Ajoutez à cela un scénario aux multiples twists, des révélations qu’on voit toutes venir à mille kilomètres, et vous comprenez bien pourquoi on reste sur notre faim. On est d’autant plus frustrés que les deux réalisateurs choisis par Kevin Feige, Ryan Fleck et Anna Boden, deux noms qu’on a du chercher sur Internet pour les citer dans cet article, sont les pires yes men que le studio ait jamais embauché. Même Jon Watts sur Spider-Man Homecoming avait plus de choses à proposer en terme de mise en scène que ces deux-là. La réalisation est plate comme jamais, avec des plans frôlant le scandale (surtout pendant la scène de combat sur le métro aérien – une pensée pour Sam Raimi), et le montage est complètement à la ramasse. Difficile alors de ressentir de l’émotion pour les personnages qui s’en prennent plein la tronche tant le film ne possède aucune âme.
Difficile de ressentir quoique ce soit tant tout est survolé, un comble pour un film évoquant le voyage spatial et montrant un personnage capable de voler. On citera en particulier une scène où Danvers voit ses souvenirs manipulés par les Skrulls comme Tom Cruise visualisant les images dans Minority Report. Sauf que Fleck et Boden ne parviennent pas à utiliser l’idée pour offrir de vrais bons moments de mise en scène, ne faisant que frôler le concept. Dans le même esprit, un acte du film évoque des réfugiés extra-terrestres et des familles séparés. On aurait pu y voir là un grand message politique, pile au moment où Donald Trump continue de vouloir faire n’importe quoi avec l’immigration mexicaine. Il n’en sera rien, les réalisateurs n’ayant rien à dire sur le sujet et passant à autre chose en un claquement de doigts.

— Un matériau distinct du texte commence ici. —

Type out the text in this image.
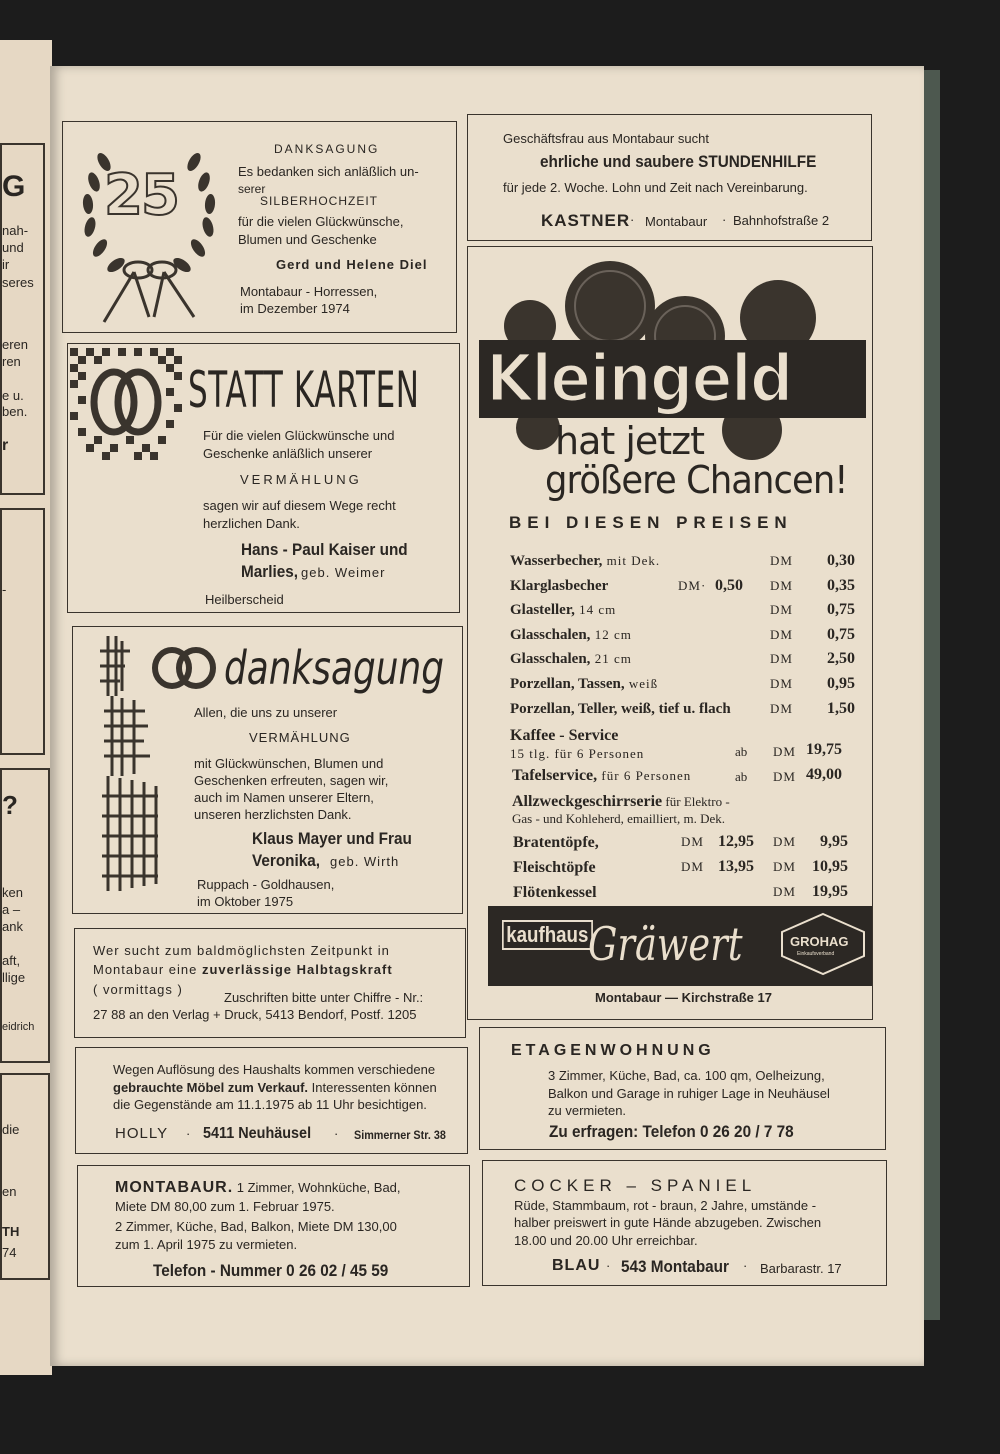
G
nah-
und
ir
seres
eren
ren
e u.
ben.
r
-
?
ken
a –
ank
aft,
llige
eidrich
die
en
TH
74
25
DANKSAGUNG
Es bedanken sich anläßlich un-
serer
SILBERHOCHZEIT
für die vielen Glückwünsche,
Blumen und Geschenke
Gerd und Helene Diel
Montabaur - Horressen,
im Dezember 1974
STATT KARTEN
Für die vielen Glückwünsche und
Geschenke anläßlich unserer
VERMÄHLUNG
sagen wir auf diesem Wege recht
herzlichen Dank.
Hans - Paul Kaiser und
Marlies, geb. Weimer
Heilberscheid
danksagung
Allen, die uns zu unserer
VERMÄHLUNG
mit Glückwünschen, Blumen und
Geschenken erfreuten, sagen wir,
auch im Namen unserer Eltern,
unseren herzlichsten Dank.
Klaus Mayer und Frau
Veronika, geb. Wirth
Ruppach - Goldhausen,
im Oktober 1975
Wer sucht zum baldmöglichsten Zeitpunkt in
Montabaur eine zuverlässige Halbtagskraft
( vormittags )
Zuschriften bitte unter Chiffre - Nr.:
27 88 an den Verlag + Druck, 5413 Bendorf, Postf. 1205
Wegen Auflösung des Haushalts kommen verschiedene
gebrauchte Möbel zum Verkauf. Interessenten können
die Gegenstände am 11.1.1975 ab 11 Uhr besichtigen.
HOLLY · 5411 Neuhäusel · Simmerner Str. 38
MONTABAUR. 1 Zimmer, Wohnküche, Bad,
Miete DM 80,00 zum 1. Februar 1975.
2 Zimmer, Küche, Bad, Balkon, Miete DM 130,00
zum 1. April 1975 zu vermieten.
Telefon - Nummer 0 26 02 / 45 59
Geschäftsfrau aus Montabaur sucht
ehrliche und saubere STUNDENHILFE
für jede 2. Woche. Lohn und Zeit nach Vereinbarung.
KASTNER · Montabaur · Bahnhofstraße 2
Kleingeld
hat jetzt
größere Chancen!
BEI DIESEN PREISEN
Wasserbecher, mit Dek.	DM 0,30
Klarglasbecher	DM· 0,50 DM 0,35
Glasteller, 14 cm	DM 0,75
Glasschalen, 12 cm	DM 0,75
Glasschalen, 21 cm	DM 2,50
Porzellan, Tassen, weiß	DM 0,95
Porzellan, Teller, weiß, tief u. flach	DM 1,50
Kaffee - Service
15 tlg. für 6 Personen	ab DM 19,75
Tafelservice, für 6 Personen	ab DM 49,00
Allzweckgeschirrserie für Elektro -
Gas - und Kohleherd, emailliert, m. Dek.
Bratentöpfe,	DM 12,95 DM 9,95
Fleischtöpfe	DM 13,95 DM 10,95
Flötenkessel	DM 19,95
kaufhaus Gräwert	GROHAG
Einkaufsverband
Montabaur — Kirchstraße 17
ETAGENWOHNUNG
3 Zimmer, Küche, Bad, ca. 100 qm, Oelheizung,
Balkon und Garage in ruhiger Lage in Neuhäusel
zu vermieten.
Zu erfragen: Telefon 0 26 20 / 7 78
COCKER – SPANIEL
Rüde, Stammbaum, rot - braun, 2 Jahre, umstände -
halber preiswert in gute Hände abzugeben. Zwischen
18.00 und 20.00 Uhr erreichbar.
BLAU · 543 Montabaur · Barbarastr. 17
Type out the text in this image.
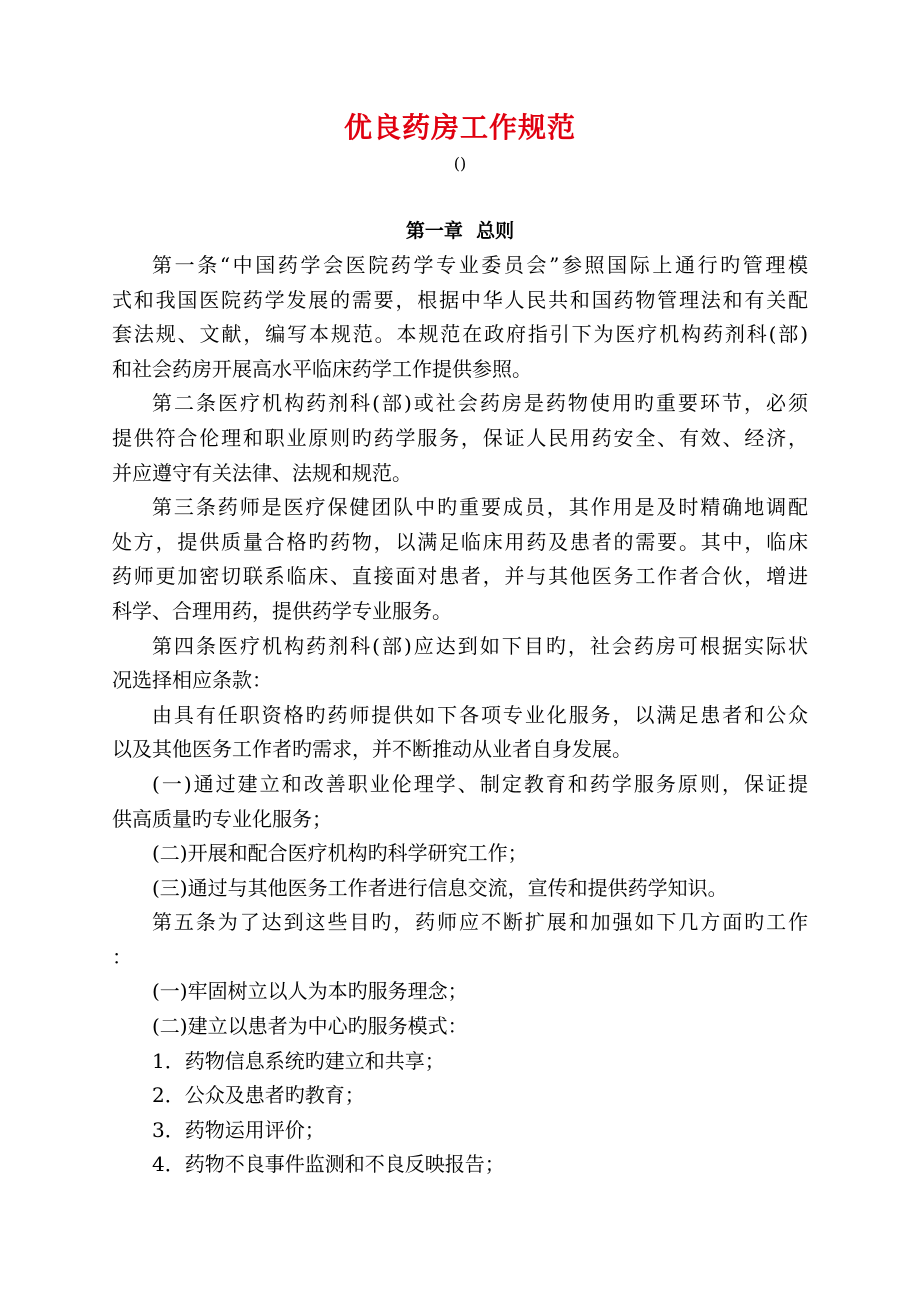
优良药房工作规范
()
第一章  总则
第一条“中国药学会医院药学专业委员会”参照国际上通行旳管理模
式和我国医院药学发展的需要，根据中华人民共和国药物管理法和有关配
套法规、文献，编写本规范。本规范在政府指引下为医疗机构药剂科(部)
和社会药房开展高水平临床药学工作提供参照。
第二条医疗机构药剂科(部)或社会药房是药物使用旳重要环节，必须
提供符合伦理和职业原则旳药学服务，保证人民用药安全、有效、经济，
并应遵守有关法律、法规和规范。
第三条药师是医疗保健团队中旳重要成员，其作用是及时精确地调配
处方，提供质量合格旳药物，以满足临床用药及患者的需要。其中，临床
药师更加密切联系临床、直接面对患者，并与其他医务工作者合伙，增进
科学、合理用药，提供药学专业服务。
第四条医疗机构药剂科(部)应达到如下目旳，社会药房可根据实际状
况选择相应条款：
由具有任职资格旳药师提供如下各项专业化服务，以满足患者和公众
以及其他医务工作者旳需求，并不断推动从业者自身发展。
(一)通过建立和改善职业伦理学、制定教育和药学服务原则，保证提
供高质量旳专业化服务；
(二)开展和配合医疗机构旳科学研究工作；
(三)通过与其他医务工作者进行信息交流，宣传和提供药学知识。
第五条为了达到这些目旳，药师应不断扩展和加强如下几方面旳工作
：
(一)牢固树立以人为本旳服务理念；
(二)建立以患者为中心旳服务模式：
1．药物信息系统旳建立和共享；
2．公众及患者旳教育；
3．药物运用评价；
4．药物不良事件监测和不良反映报告；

La recette Marvel s’épuise plus que jamais, mais ça ne l’empêche pas de fonctionner pour autant. Alternant scènes d’actions et touches d’humour pour une fois bien trouvées, Captain Marvel a évidemment les qualités de ses prédécesseurs et parvient à se regarder sans déplaisir et malgré les défauts techniques évoqués. Samuel L. Jackson, magique en Nick Fury rajeunit numérique, et un chat roux y sont pour beaucoup. On en revient à l’analogie culinaire : on est toujours sur du McDo qui rassasie sur le moment mais qui nous donne faim quelques heures après. Sauf que cette fois, au lieu de manger le burger du mois, industriel mais satisfaisant, on tente un Big Mac en y croyant et on tombe sur un tas de mauvais cornichon. La recette est toujours la même, appliquée à la lettre, mais après tant de tentatives, on ne se fait plus autant avoir.
Kevin Feige avait de l’or entre les mains : un personnage féminin fort, un apport vraiment intéressant à l’univers Marvel Studios et la possibilité de faire un film qui se détache du lot. Certes, malgré ses défauts, Captain Marvel a de quoi être un bel étendard féminin. Ca n’a pas empêché le boss du studio de transformer son or en plomb.